Forming an LLC is relatively simple. You can set up an LLC by following the steps below:

Choose a Name

Before registering the name in the state where you plan to do business, check available online directories, the secretary of state’s office for your state, or your county clerk’s office to make sure the name is available. It’s also wise to do an online search to ensure your name isn’t too close to another business’ name and that you’re not inadvertently associating your business with meaning or movement that doesn’t align with your brand. 

Also, your name needs to meet your state’s naming guidelines. Here are some common state LLC naming guidelines:

  • Your company name must include “limited liability company” or one of its abbreviations (LLC or L.L.C.).
  • Your company name can’t include words that could confuse your LLC with a government agency (FBI, Treasury, etc.).
  • Restricted words (e.g. Bank, Attorney) may require additional paperwork and a licensed individual, such as a lawyer, to be part of your LLC.

Finally, if you may sell your business later, avoid using your personal name for the business.

Pick a Registered Agent

Your registered agent is the person who receives official mail and correspondence for the LLC, so you’ll need their name and address. This can either be yourself, another member of your LLC or third-party registered agent service.

File Articles of Organization

These are the legal documents you must file with your secretary of state to make your LLC a legal entity. To file, you’ll need a business name and address for your principal place of business and the management type.

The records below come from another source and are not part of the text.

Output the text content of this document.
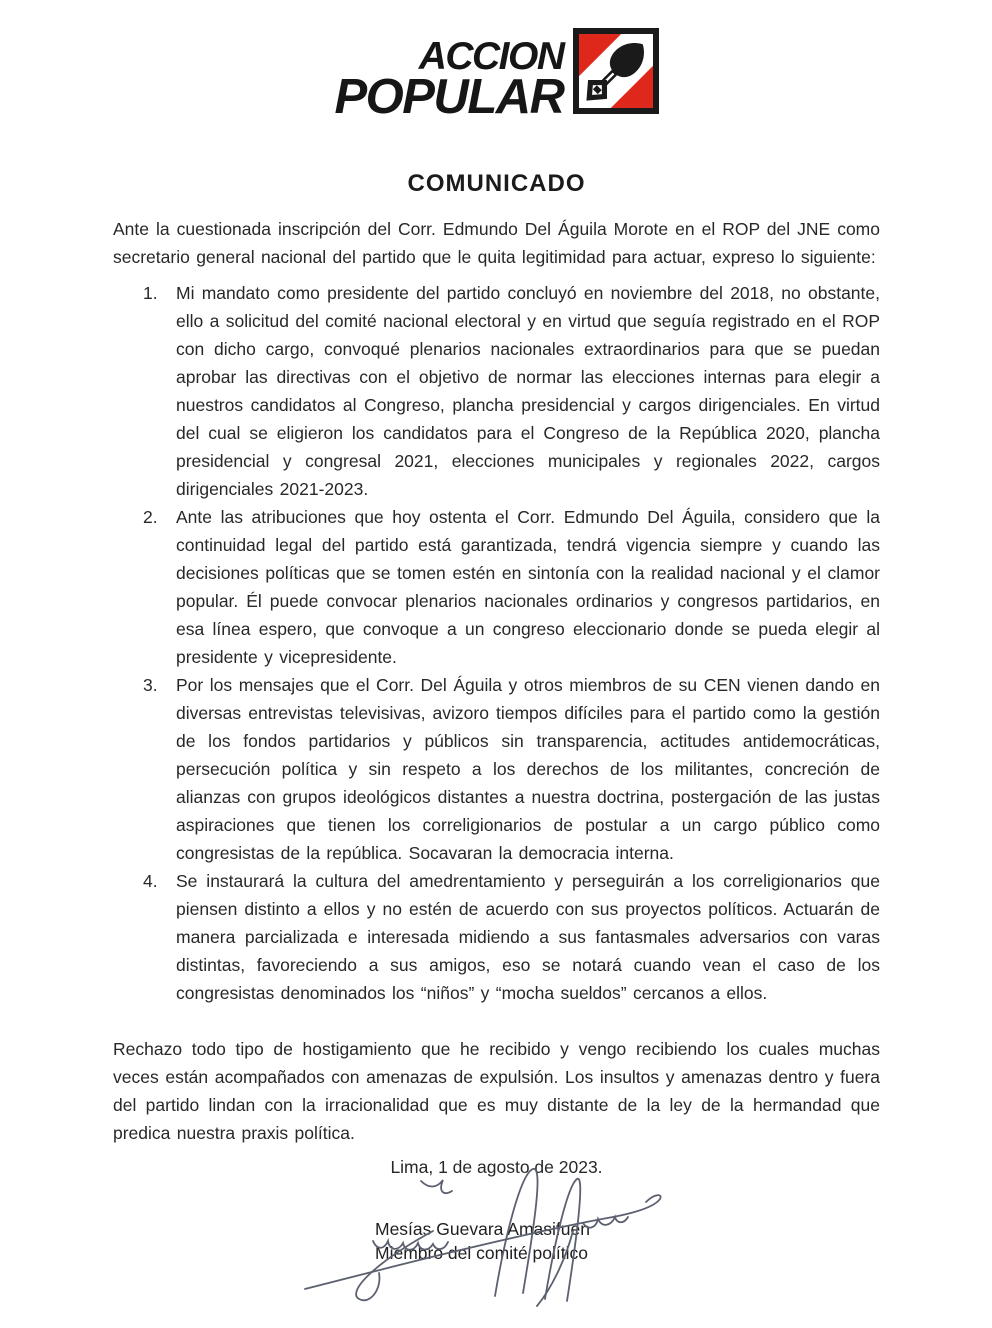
ACCION
POPULAR
COMUNICADO

Ante la cuestionada inscripción del Corr. Edmundo Del Águila Morote en el ROP del JNE como secretario general nacional del partido que le quita legitimidad para actuar, expreso lo siguiente:

1. Mi mandato como presidente del partido concluyó en noviembre del 2018, no obstante, ello a solicitud del comité nacional electoral y en virtud que seguía registrado en el ROP con dicho cargo, convoqué plenarios nacionales extraordinarios para que se puedan aprobar las directivas con el objetivo de normar las elecciones internas para elegir a nuestros candidatos al Congreso, plancha presidencial y cargos dirigenciales. En virtud del cual se eligieron los candidatos para el Congreso de la República 2020, plancha presidencial y congresal 2021, elecciones municipales y regionales 2022, cargos dirigenciales 2021-2023.
2. Ante las atribuciones que hoy ostenta el Corr. Edmundo Del Águila, considero que la continuidad legal del partido está garantizada, tendrá vigencia siempre y cuando las decisiones políticas que se tomen estén en sintonía con la realidad nacional y el clamor popular. Él puede convocar plenarios nacionales ordinarios y congresos partidarios, en esa línea espero, que convoque a un congreso eleccionario donde se pueda elegir al presidente y vicepresidente.
3. Por los mensajes que el Corr. Del Águila y otros miembros de su CEN vienen dando en diversas entrevistas televisivas, avizoro tiempos difíciles para el partido como la gestión de los fondos partidarios y públicos sin transparencia, actitudes antidemocráticas, persecución política y sin respeto a los derechos de los militantes, concreción de alianzas con grupos ideológicos distantes a nuestra doctrina, postergación de las justas aspiraciones que tienen los correligionarios de postular a un cargo público como congresistas de la república. Socavaran la democracia interna.
4. Se instaurará la cultura del amedrentamiento y perseguirán a los correligionarios que piensen distinto a ellos y no estén de acuerdo con sus proyectos políticos. Actuarán de manera parcializada e interesada midiendo a sus fantasmales adversarios con varas distintas, favoreciendo a sus amigos, eso se notará cuando vean el caso de los congresistas denominados los “niños” y “mocha sueldos” cercanos a ellos.

Rechazo todo tipo de hostigamiento que he recibido y vengo recibiendo los cuales muchas veces están acompañados con amenazas de expulsión. Los insultos y amenazas dentro y fuera del partido lindan con la irracionalidad que es muy distante de la ley de la hermandad que predica nuestra praxis política.

Lima, 1 de agosto de 2023.
Mesías Guevara Amasifuen
Miembro del comité político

Create an Operating Agreement for Your LLC

While not every state requires an LLC operating agreement, it’s a good idea for multiple-member LLCs and single-member LLC owners who want additional protection against personal liability. This legal document often includes an ownership breakdown, management structure, duties/powers of managers and members, member voting rights, and information about how profits and losses are distributed.

Obtain an EIN

As an individual, you have a social security number. You’ll need an Employer Identification Number (EIN) for your business. The IRS uses a nine-digit EIN to identify your business so that you can apply directly to the IRS without any fees.

Commonly asked questions about LLCs

What’s the Difference Between an LLC and a Sole Proprietorship?

LLCs are entities that provide legal separation between the members (owners) and the business. Sole proprietorships do not. So, if the business gets sued, the owner may have to pay out from their assets.

What’s the Difference Between an LLC and an S Corporation?

While not all do, LLCs have the option to convert to an S corp rather than the default C corporation. Members must file an additional Form 2553 with the IRS. As an S corp, they’ll no longer have to pay taxes twice (double taxation). There are some limitations, however, such as there can only be up to 100 shareholders, and none can be corporations for foreigners.

How Many Owners Can an LLC Have?

An LLC can have infinite owners (members). There is no maximum.